Puneet Gupta, chief technology officer at data and engineering service firm GlobalLogic India, said that investment in the research and development of core AI and ML models is scarce.

Sectors adopting AI and ML

Finance, banking, machinery, operations and retail are at the forefront of integrating AI and ML in their businesses.

PwC’s Krishan said that the retail sector in particular was at the frontline of technology convergence this year.

“Advancements in technology are driving the constant evolution of consumer behaviour and expectations, compelling traditional retail players to challenge themselves in the race against the growing e-commerce segment,” he explained, adding this trend will continue to garner significant interest from both global and domestic players.

Gupta of GlobalLogic said that domains such as education, legal, healthcare and banking in India have adopted AI to solve problems. “The adoption rate is highest in areas like self-service, customer care, assisted automation and assessments,” he added.

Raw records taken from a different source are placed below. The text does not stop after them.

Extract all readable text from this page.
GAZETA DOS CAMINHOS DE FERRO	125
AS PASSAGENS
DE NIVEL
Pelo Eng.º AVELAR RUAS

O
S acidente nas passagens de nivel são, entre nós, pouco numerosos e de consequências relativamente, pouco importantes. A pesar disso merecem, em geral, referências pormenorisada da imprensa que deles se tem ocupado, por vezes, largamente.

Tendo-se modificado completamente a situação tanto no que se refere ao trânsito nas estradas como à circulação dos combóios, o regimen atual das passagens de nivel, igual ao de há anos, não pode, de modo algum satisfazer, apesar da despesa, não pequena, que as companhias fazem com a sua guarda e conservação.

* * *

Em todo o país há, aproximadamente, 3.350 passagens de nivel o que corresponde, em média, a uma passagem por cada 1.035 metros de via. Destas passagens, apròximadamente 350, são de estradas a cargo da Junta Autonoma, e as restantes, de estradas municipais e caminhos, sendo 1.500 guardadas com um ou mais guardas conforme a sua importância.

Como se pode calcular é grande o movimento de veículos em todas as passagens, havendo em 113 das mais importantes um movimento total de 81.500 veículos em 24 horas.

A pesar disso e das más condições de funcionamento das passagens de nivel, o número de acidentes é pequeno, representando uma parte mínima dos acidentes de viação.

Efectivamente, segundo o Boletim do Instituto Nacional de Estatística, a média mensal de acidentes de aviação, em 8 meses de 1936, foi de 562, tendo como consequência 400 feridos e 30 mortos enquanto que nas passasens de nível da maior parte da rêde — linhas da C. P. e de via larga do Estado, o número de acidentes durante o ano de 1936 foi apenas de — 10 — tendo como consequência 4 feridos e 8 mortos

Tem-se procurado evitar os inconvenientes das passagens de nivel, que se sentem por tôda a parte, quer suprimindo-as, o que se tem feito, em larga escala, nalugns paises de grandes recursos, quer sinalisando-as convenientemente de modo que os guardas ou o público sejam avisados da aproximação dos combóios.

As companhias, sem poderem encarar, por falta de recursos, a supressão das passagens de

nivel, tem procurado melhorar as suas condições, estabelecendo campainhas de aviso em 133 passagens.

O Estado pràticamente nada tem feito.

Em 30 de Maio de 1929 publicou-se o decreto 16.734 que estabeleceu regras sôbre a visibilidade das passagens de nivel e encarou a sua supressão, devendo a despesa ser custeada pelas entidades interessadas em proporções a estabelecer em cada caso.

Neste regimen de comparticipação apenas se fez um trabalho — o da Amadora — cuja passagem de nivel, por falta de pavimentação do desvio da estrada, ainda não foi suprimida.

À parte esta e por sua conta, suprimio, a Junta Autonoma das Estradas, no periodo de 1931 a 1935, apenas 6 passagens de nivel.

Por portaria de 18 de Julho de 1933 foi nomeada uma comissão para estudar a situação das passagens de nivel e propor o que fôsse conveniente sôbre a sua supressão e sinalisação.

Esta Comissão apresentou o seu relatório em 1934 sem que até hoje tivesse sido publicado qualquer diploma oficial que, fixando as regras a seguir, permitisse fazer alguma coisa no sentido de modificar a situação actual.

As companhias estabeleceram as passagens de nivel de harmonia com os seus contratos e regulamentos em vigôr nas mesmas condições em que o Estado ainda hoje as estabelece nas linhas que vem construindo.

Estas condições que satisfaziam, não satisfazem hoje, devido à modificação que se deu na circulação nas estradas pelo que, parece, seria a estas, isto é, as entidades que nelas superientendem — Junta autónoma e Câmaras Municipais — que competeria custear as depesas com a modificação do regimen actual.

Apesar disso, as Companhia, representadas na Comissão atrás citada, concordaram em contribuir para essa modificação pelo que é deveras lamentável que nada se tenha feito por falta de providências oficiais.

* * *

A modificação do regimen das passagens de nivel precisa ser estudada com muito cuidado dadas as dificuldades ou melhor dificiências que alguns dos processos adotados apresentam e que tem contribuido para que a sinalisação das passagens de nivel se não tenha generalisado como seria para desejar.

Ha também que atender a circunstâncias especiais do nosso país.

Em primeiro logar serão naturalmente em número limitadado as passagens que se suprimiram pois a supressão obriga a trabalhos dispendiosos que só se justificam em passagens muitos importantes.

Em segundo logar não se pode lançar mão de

Deloitte’s Sudarshan said that while AI and ML can be used for any application that involves prediction and has proven to be beneficial in areas like medical diagnostics, image recognition, autonomous driving and predictive maintenance in factories.

While companies such as Microsoft, IBM, Bosch and SAP are already working in the healthcare segment, several private banks such as ICICI Bank, HDFC Bank and Kotak Mahindra Bank have invested heavily in these technologies including chatbots for customer assistance.

The chief information officers of the three above-mentioned banks have told TechCircle in earlier interviews that they were using AI and ML largely to improve customer experience, attract young customers for digital credit facilities and to boost customer growth.

Besides finance, the sales, marketing, operations and procurement functions are also seeing increased adoption of the emerging technologies, according to Nexus’s Bhattacharya.

Outlook 2019

Experts and analysts believe that investments in AI and ML will continue to increase unhindered in 2019.

Market research firm IDC predicts spending on AI to grow to $52.2 billion in 2021.

“AI and ML are still in the early stages of large-scale market adoption and will continue to witness interest. While businesses will continue to automate some of their workflow processes using AI/ML tools and improve operational efficiencies, there are also interesting use cases emerging in customer engagement and customer experience management,” said Sudarsan of Deloitte.

According to him, these functions will use AI and ML to improve the personalised experiences for end consumers.

EY’s Parikh said that investments into the emerging technologies will most certainly continue into 2019 and could accelerate if there are real end-to-end solutions that can generate real outcomes and benefits for customers.

Animesh Samuel, co-founder of NLP solutions provider Light Information Systems, expects data sets to converge on a single AI platform in 2019. Till 2018, companies looked for AI solutions in silos such as chatbots, robotic process automation, tools, etc., he said.

“We missed out the real fodder for AI—data! The solutions for 2019 will unite structured and unstructured data to automate entire processes,” he explained.

Gupta of GlobalLogic said that enterprises need to focus more on building AI/NLP for local language support and to create domain-specific core models. “This will have a much deeper impact in widespread addition of AI,” he said.

He expects investments in both startups and large technology providers to surge.

IBM Research’s chief operating officer Dr Dario Gil said that 2019 will see improvements in ‘causal modeling’ techniques that will push AI from asking ‘what happened’ to ‘what would happen’ based on possible actions.

He also said that companies will improve on conversational AI by applying new anti-bias techniques in combination with guidance from in-house and industry ethics advisory groups to make their products and platforms fairer.